もちろん、なかには人からの評価や、人が自分の作品に喜んでくれることを喜ぶ人も当然いて、だからってそれで価値が下がって見えることはまったくないのだが。
上の写真の作者は伊藤峰雄さん。細かく描かれた文字は、よく見ると、全部、「伊藤峰雄」、ご自分の名前。なんでそれで、こんなにかっこよくなるのか。
最近の様子の動画がありました。いまでこそ作風がじゃっかん変わったが、相変わらずモチーフは自分の名前。白紙を渡されると、何の迷いもなくささっと描き、決然とした態度で「完成品」を職員に見せる。その迷いのなさ。幸福そうな表情。
なかには前々から知っていた作品も結構あり、「これが本物か!」と、本で見ていたときよりさらに強い衝撃を受けた。帰宅して確認したら、その本の企画・編集はボーダレス・アートミュージアムNO-MAだった(『アウトサイダー・アートの作家たち』角川学芸出版)。
本の中では、展示会での説明文よりもさらに詳しく作者と作品が紹介されている。
たとえば、上の写真。高橋和彦さんの作品の一部で、びっしりと描かれているのは人の顔だ。全員が同じ人物と言われればそうも見えるような。

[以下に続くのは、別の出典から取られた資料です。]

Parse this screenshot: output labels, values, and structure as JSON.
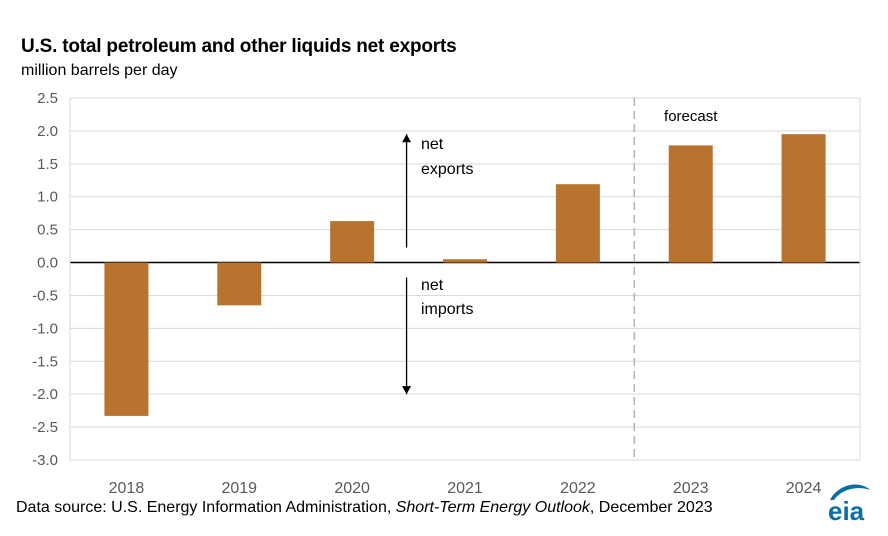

本によると高橋さんは、知的障害者通所施設に通っていて、50代後半で突然絵を描き始めた。記憶のなかの光景か、なんなのか、ほとんど言葉を発しないのでわからない。ただ、小さく背中を丸めながら、幸せそうに微笑みながらゆっくりと描いているそうだ。
「自分を生きなくてどうするんだ」という気持ちにさせられた。
ところで滋賀県立美術館は、サイトによると「アール・ブリュットを収集方針に掲げる国内唯一の公立美術館」であり、「世界でも有数のアール・ブリュット作品のコレクション(731件)を有する美術館」だそうです。